La campagne #StopHateForProfit a été lancée par plusieurs associations américaines en vue d’inciter les grandes marques à stopper leurs dépenses publicitaires sur Facebook, face à la réponse insuffisante de la plateforme aux messages discriminatoires ou incitant à la haine raciale.
Des marques prestigieuses impliquées
Levi’s, Honda, The North Face, Verizon, Coca Cola, Unilever, Ben & Jerry’s, Starbucks, Microsoft… près de 1000 marques, groupes ou organisations ont décidé de répondre à l’appel de la campagne #StopHateForProfit, et la liste s’allonge chaque jour. Le mouvement a été lancé par la Ligue anti-diffamation (ADL), l’association nationale pour l’avancement des personnes de couleurs (NAACP) et d’autres groupements de défense des droits civiques.
Le but est d’inciter les entreprises à stopper toute dépense publicitaire sur les plateformes Facebook et Instagram tant que Mark Zuckerberg, qui dirige les deux, n’aura pas fait le nécessaire pour en éradiquer les messages et groupes véhiculant selon elles une idéologie de haine, raciste ou discriminatoire.
Un message de Donald Trump notamment, supprimé par Twitter mais pas par Facebook, avait mis le feu aux poudres. Ce dernier prévenait que “les pillages [liés aux protestations après l’affaire George Floyd] seront immédiatement accueillis par les balles”. Le mouvement prône entre autres des recrutements de modérateurs experts, des remboursements pour les publicités ayant côtoyé du contenu retiré, des audits, ou le retrait de groupes traitant de suprématie blanche, d’antisémitisme, d’homophobie etc.
La politique de Facebook sur le fil du rasoir
Et cela n’est pas la première controverse que doit affronter Facebook. L’affaire Cambridge Analytica, la protection insuffisante des données personnelles, la propagande russe lors des élections présidentielles de 2016, avaient déjà poussé la firme au pouce bleu à prendre des mesures afin de permettre à ses utilisateurs de mieux appréhender le contenu et le fonctionnement de la plateforme. Ainsi la plateforme a mis en place un nouveau règlement interdisant les interférences avec les élections, une campagne d’informations, un signalement des contenus problématiques, une “cour suprême” internationale indépendante pour trancher les cas épineux…
Cependant, le réseau social se refuse à supprimer purement et simplement la grande majorité du contenu demeurant dans la légalité, aussi controversé soit-il. « La responsabilité ne fonctionne que si nous pouvons voir ce que disent ceux qui cherchent à obtenir nos votes, même si nous n’aimons vraiment pas ce qu’ils disent », a ainsi argué Mark Zuckerberg dans une tribune. Une position qui ne satisfait aucunement les partisans du boycott.
La situation du média est donc périlleuse car dans le même temps, trop de restrictions de sa part entraîneraient certainement une levée de bouclier symétrique des défenseurs d’une liberté d’expression absolue à l’américaine. Le tout faisant de Facebook le perdant quelles que soit les solutions proposées.
Une pratique retentissante mais pas forcément représentative
Le côté spectaculaire et courageusement pourfendeur de l’action ne doit cependant pas faire oublier certaines réalités. Les centaines d’entreprises soutenant la campagne ne représentent tout d’abord qu’une infime minorité des huit millions d’annonceurs achetant de l’espace publicitaire sur la plateforme. La plupart sont des PME pour qui Facebook constitue le principal, voire l’unique moyen de communication sur leurs marchés de proximité.

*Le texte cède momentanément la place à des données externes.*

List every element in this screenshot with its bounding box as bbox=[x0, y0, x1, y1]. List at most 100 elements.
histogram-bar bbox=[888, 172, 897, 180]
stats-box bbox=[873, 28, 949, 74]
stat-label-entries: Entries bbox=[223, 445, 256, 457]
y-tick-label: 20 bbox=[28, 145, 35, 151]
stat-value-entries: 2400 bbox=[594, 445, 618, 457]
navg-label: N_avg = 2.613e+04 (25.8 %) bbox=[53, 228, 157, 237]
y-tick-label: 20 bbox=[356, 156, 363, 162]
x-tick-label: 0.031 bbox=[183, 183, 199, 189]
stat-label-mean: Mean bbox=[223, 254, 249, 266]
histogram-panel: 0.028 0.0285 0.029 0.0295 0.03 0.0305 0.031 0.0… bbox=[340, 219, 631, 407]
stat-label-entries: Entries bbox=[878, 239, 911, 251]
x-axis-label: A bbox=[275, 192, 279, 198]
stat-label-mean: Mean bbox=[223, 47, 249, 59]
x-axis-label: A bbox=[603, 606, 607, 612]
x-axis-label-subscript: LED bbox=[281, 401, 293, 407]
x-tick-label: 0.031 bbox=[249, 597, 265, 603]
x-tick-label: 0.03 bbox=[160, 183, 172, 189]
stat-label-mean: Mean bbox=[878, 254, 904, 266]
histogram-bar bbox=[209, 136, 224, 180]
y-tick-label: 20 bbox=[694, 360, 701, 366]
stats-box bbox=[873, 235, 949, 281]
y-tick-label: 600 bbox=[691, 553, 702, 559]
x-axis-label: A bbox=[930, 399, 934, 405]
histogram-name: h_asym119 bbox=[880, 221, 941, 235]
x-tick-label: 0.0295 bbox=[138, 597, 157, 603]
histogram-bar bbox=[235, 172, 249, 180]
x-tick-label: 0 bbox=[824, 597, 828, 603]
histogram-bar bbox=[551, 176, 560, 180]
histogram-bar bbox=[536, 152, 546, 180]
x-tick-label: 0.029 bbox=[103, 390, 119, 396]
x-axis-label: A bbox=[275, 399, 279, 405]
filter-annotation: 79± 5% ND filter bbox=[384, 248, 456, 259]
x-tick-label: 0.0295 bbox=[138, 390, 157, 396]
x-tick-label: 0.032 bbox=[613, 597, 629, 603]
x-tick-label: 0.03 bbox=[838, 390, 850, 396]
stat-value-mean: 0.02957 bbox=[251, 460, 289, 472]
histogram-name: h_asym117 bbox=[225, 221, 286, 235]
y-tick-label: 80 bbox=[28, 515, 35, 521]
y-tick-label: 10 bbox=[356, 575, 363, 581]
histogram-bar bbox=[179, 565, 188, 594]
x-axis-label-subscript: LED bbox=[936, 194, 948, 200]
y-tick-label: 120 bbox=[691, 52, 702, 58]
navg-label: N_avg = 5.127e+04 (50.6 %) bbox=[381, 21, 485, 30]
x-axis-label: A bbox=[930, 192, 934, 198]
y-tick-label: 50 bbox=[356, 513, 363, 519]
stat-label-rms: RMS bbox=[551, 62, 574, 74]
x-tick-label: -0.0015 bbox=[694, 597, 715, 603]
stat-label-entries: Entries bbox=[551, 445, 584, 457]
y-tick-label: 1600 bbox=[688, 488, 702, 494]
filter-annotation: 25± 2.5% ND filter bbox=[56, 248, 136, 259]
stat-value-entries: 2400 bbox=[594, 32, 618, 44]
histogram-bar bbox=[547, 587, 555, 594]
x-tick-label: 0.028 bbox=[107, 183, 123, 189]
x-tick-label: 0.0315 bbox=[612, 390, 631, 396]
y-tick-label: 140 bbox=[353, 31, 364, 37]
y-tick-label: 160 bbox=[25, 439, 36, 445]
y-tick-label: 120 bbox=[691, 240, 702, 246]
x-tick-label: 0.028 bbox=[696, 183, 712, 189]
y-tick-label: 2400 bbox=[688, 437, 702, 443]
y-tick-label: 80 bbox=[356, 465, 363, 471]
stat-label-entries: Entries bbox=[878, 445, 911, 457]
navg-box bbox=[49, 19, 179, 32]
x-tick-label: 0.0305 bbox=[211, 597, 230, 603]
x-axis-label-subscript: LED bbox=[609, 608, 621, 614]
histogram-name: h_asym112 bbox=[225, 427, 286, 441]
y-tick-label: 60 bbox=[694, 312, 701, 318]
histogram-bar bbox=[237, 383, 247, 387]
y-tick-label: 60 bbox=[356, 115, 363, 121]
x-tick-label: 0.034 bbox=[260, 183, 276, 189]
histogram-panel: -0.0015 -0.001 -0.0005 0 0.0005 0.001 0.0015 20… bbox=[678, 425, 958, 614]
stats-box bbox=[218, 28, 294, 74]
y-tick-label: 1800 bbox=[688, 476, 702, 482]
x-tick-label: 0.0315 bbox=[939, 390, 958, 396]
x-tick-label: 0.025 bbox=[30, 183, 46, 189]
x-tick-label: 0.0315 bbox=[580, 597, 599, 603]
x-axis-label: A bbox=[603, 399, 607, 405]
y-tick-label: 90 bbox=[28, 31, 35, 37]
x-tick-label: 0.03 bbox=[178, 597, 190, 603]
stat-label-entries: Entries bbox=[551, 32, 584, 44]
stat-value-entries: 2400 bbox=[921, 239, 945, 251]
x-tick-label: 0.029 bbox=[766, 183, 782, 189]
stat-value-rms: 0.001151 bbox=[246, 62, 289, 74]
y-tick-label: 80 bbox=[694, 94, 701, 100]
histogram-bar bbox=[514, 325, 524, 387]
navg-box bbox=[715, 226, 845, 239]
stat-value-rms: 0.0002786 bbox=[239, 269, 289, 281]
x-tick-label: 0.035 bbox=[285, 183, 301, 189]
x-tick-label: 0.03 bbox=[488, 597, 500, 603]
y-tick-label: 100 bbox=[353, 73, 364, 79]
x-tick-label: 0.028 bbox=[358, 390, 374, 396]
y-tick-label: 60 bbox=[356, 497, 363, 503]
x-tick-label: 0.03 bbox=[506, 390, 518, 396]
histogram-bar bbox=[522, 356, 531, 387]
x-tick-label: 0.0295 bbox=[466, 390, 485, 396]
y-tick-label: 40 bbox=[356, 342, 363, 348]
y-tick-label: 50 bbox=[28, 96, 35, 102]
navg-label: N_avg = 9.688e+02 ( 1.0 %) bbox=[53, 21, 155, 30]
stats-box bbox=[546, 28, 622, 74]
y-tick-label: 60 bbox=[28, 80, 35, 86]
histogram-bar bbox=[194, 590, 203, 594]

Il est également probable que certaines des grosses compagnies citées aient trouvé là un artifice pour faire passer des restrictions de budget dues à la crise actuelle pour une prise de position payante pour leur image. Il convient en outre de se demander quel crédit donner aux positions sociétales et idéologiques de marques commerciales, dont la finalité première et incontournable consiste à être rentable et à conquérir des parts de marché.
Est-il souhaitable, enfin, de donner à celles-ci un champ supplémentaire leur permettant de faire taire purement et simplement des acteurs de la vie civile quels qu’ils soient?